Ketika KRMA Mertonegoro wafat, beliau dimakamkan di Pemakaman Giri Merto, Desa Tajug. Tempatnya  menjadi satu dengan pemakaman umum milik desa. Hanya saja, makam istimewa tersebut terletak di tanah yang lebih tinggi, di dalam rumah cungkup yang biasa disebut dengan Gedong. Antara Gedong dan makam umum dipisah oleh pagar pembatas. Untuk mencapai Gedong, kita harus jalan kaki melewati makam umum sekitar 100 m. Lain kali akan saya tuliskan soal Gedong ini.

        Dengan keberadaan makam bersejarah tersebut, tidaklah mengherankan apabila Pemerintah Desa Tajug mengadakan haul sang Bupati. Selain sebagai bentuk penghormatan kepada beliau, juga sebagai upaya untuk mengenalkan jejak sejarah di masa lalu yang ada di desa ini.        



Rangkaian acara haul KRMA Mertonegoro diawali dengan tahlil akbar di Gedong. Mulai dari perangkat desa hingga warga masyarakat ikut serta dalam tahlil akbar ini. Selain itu, ada pula dari PAKASA atau Paguyuban Kraton Surakarta. Dilanjutkan sarasehan yang membahas sejarah Ponorogo dan Desa Tajug khususnya.

Kemudian ada acara nyekar di kompleks Gedong dan jamasan alias memandikan senjata peninggalan KRMA Mertonegoro. Berupa sejumlah tombak yang senantiasa ditutupi kain berwarna kuning.

Kirab budaya adalah puncak acara haul tahun ini. Agenda utamanya: mengkirabkan senjata peninggalan Mertonegoro yang telah di-jamasi beberapa hari sebelumnya untuk diletakkan kembali di dekat pusara beliau.

Tahun ini, Desa Tajug cukup gumregah menyongsong kirab budaya ini. Terbukti tidak kurang dari 500 peserta ikut terlibat. Mulai dari jajaran Pemerintah Desa, PKK, karang taruna, PAKASA, hingga siswa-siswi TK dan SD setempat. Tidak hanya itu. Dua kelompok perguruan silat ternama yang ada di desa saya juga ikut serta. Tak ketinggalan grup kesenian reyog dan gajah-gajahan ikut pula ambil bagian.
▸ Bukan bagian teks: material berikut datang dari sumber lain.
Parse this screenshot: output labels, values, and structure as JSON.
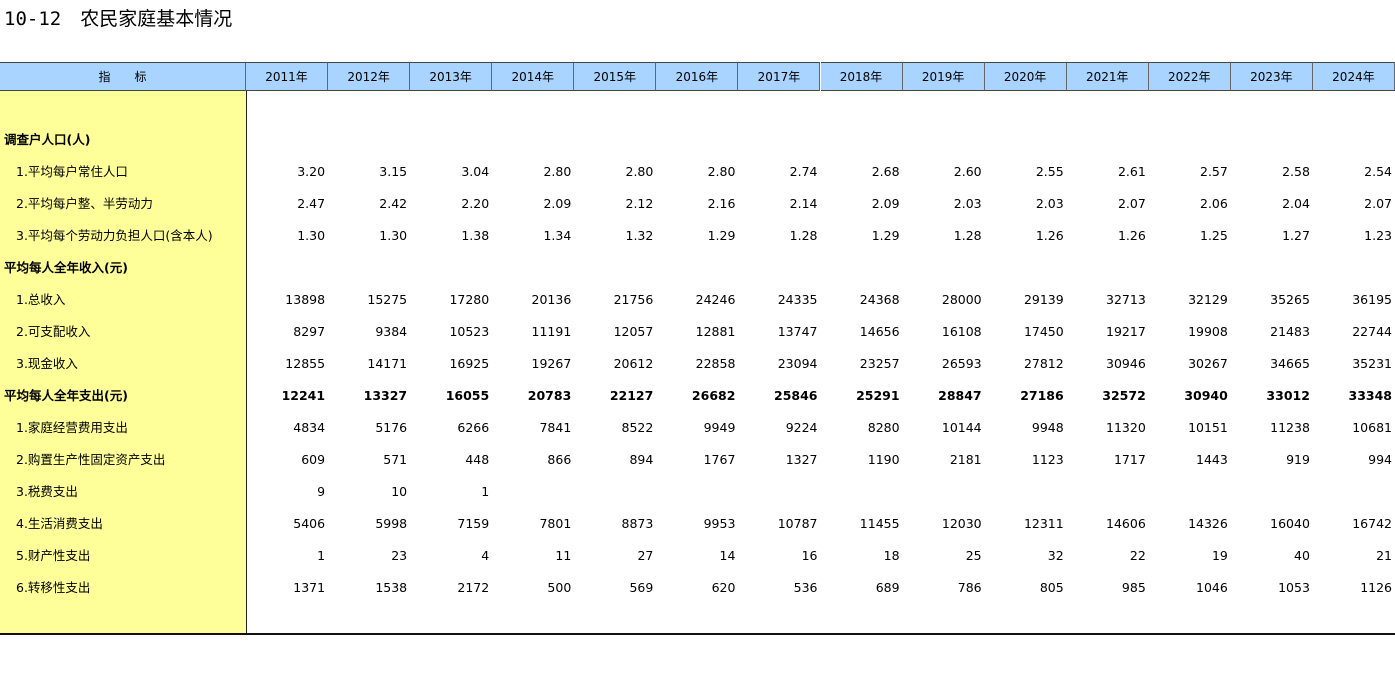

Kirab budaya sendiri berlangsung khidmat dan meriah. Warga desa sangat antusias. Begitu pula penonton dari luar desa. Mereka tumpah ruah sepanjang jalan yang dilalui peserta kirab.
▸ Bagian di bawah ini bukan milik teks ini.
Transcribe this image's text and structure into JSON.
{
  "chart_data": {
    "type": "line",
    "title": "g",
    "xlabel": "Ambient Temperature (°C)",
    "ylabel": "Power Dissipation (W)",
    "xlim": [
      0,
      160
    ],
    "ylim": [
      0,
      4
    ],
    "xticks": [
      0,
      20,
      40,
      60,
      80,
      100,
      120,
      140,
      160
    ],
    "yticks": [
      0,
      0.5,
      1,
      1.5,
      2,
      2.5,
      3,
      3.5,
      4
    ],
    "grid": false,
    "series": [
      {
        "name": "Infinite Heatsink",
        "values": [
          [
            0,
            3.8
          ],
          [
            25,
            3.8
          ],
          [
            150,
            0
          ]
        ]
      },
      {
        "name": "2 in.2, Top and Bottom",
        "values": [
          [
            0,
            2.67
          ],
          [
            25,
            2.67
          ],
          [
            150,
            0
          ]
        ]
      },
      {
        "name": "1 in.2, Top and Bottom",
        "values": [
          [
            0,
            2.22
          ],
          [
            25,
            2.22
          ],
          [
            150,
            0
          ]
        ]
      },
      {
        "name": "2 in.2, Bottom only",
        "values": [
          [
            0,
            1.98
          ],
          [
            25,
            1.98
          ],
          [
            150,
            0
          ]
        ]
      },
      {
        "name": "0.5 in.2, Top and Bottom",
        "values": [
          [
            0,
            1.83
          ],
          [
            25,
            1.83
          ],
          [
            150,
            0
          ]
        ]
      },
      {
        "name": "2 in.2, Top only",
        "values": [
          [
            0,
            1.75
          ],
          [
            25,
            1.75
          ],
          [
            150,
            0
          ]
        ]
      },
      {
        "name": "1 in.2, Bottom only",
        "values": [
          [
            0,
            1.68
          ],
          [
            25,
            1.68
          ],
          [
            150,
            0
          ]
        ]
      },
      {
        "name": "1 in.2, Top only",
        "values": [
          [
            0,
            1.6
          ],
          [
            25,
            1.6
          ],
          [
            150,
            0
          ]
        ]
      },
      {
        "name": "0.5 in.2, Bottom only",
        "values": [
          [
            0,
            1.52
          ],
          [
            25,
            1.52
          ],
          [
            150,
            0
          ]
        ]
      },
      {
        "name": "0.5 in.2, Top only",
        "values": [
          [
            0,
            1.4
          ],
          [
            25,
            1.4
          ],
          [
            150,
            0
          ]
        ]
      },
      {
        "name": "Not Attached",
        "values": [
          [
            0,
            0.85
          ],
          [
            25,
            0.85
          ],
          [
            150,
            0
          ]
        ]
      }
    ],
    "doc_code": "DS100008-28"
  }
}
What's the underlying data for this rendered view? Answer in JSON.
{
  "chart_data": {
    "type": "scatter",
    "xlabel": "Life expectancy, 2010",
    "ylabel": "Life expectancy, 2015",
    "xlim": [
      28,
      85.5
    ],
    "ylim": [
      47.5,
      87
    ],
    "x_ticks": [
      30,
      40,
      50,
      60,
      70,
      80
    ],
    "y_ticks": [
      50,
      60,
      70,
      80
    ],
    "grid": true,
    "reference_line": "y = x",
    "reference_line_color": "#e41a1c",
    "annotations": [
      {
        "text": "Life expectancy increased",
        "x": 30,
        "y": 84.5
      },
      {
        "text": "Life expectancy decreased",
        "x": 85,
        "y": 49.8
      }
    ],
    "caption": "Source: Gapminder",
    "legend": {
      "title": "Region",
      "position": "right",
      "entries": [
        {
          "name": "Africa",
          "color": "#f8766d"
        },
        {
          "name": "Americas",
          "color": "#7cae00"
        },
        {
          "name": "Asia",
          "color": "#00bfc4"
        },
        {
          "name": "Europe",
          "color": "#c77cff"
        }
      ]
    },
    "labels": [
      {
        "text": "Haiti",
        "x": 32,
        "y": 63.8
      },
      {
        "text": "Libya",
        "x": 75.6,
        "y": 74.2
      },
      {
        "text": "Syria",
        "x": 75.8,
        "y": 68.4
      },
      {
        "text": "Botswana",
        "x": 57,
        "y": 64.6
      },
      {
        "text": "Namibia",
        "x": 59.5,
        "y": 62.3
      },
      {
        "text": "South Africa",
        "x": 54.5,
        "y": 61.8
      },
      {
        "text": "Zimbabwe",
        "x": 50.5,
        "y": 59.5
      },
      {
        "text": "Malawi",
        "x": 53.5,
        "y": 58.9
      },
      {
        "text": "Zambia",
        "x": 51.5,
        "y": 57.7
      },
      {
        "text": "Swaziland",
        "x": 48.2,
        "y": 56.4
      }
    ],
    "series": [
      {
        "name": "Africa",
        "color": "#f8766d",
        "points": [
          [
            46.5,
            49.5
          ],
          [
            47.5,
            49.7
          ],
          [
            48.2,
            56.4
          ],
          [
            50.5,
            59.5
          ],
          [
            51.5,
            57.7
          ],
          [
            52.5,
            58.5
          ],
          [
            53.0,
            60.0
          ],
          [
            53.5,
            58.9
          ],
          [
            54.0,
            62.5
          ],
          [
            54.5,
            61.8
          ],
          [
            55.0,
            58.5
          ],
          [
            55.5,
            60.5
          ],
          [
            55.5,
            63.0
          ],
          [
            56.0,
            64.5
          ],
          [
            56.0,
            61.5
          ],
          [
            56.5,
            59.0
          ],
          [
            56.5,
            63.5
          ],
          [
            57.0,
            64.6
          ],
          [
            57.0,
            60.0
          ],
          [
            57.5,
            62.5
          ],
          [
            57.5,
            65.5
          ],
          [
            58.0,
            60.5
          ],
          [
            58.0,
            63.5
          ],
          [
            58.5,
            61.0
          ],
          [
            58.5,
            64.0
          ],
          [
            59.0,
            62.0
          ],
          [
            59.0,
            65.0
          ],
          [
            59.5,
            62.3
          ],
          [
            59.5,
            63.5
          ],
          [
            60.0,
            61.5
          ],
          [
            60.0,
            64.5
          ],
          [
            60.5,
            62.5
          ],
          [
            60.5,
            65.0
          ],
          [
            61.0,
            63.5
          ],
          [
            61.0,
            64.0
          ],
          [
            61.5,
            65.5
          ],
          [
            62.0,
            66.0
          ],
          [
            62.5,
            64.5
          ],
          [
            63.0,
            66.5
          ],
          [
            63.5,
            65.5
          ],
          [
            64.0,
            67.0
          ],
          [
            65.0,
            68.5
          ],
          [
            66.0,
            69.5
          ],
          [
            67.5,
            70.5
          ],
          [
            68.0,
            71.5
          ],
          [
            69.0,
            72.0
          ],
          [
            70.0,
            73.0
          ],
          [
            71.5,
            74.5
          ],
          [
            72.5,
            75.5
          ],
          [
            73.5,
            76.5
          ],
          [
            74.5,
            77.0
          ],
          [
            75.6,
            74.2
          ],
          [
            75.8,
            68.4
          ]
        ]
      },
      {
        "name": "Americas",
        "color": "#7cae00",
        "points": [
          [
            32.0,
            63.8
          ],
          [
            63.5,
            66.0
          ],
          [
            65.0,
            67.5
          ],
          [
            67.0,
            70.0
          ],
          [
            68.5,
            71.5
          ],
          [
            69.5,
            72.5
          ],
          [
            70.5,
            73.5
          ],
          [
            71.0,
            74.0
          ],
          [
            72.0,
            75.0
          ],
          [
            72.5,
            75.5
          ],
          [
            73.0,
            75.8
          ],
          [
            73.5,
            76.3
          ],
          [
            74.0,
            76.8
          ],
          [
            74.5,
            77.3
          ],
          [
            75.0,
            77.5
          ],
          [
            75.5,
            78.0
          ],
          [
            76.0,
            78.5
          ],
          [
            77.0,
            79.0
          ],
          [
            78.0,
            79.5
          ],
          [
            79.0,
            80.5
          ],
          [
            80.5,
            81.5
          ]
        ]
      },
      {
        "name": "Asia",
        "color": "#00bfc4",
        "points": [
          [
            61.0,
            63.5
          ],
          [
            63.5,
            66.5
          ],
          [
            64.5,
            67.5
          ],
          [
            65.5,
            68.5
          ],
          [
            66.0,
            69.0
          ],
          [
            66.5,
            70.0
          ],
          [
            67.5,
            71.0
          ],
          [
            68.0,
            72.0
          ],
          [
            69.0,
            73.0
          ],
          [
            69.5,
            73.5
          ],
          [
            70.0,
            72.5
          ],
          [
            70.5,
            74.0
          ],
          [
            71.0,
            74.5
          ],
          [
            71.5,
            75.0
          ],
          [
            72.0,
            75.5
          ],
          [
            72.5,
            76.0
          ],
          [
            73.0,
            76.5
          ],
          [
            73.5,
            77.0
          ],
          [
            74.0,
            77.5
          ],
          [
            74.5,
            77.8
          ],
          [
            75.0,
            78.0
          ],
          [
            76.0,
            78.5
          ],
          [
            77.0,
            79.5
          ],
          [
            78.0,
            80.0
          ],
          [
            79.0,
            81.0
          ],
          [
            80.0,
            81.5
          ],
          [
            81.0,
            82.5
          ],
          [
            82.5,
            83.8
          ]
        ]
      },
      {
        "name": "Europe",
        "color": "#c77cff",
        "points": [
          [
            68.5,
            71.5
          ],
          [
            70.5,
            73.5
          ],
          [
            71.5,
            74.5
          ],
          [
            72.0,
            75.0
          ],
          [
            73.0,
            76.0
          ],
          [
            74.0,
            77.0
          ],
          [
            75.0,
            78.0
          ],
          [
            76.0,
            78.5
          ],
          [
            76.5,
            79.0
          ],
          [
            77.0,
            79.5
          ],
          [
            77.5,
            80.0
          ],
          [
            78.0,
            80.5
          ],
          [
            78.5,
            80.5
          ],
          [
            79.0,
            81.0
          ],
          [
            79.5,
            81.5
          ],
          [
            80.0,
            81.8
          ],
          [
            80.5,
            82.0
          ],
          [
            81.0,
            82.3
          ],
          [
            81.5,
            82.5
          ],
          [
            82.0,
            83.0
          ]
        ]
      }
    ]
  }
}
Iring-iringan kirab budaya ini menempuh jarak sekitar 1 km. Mengambil start dari rumah Kepala Dusun Bakalan menuju Pemakaman Giri Merto dan berakhir di kediaman Kepala Desa.
           
Semoga dengan terselenggaranya haul KRMA Mertonegoro ini, generasi muda menjadi lebih paham akan sejarah masa lalu tanah leluhur. Dan semoga warga Tajug semakin gumregah –baik dalam nguri-uri peninggalan leluhur maupun dalam membangun desa tercinta.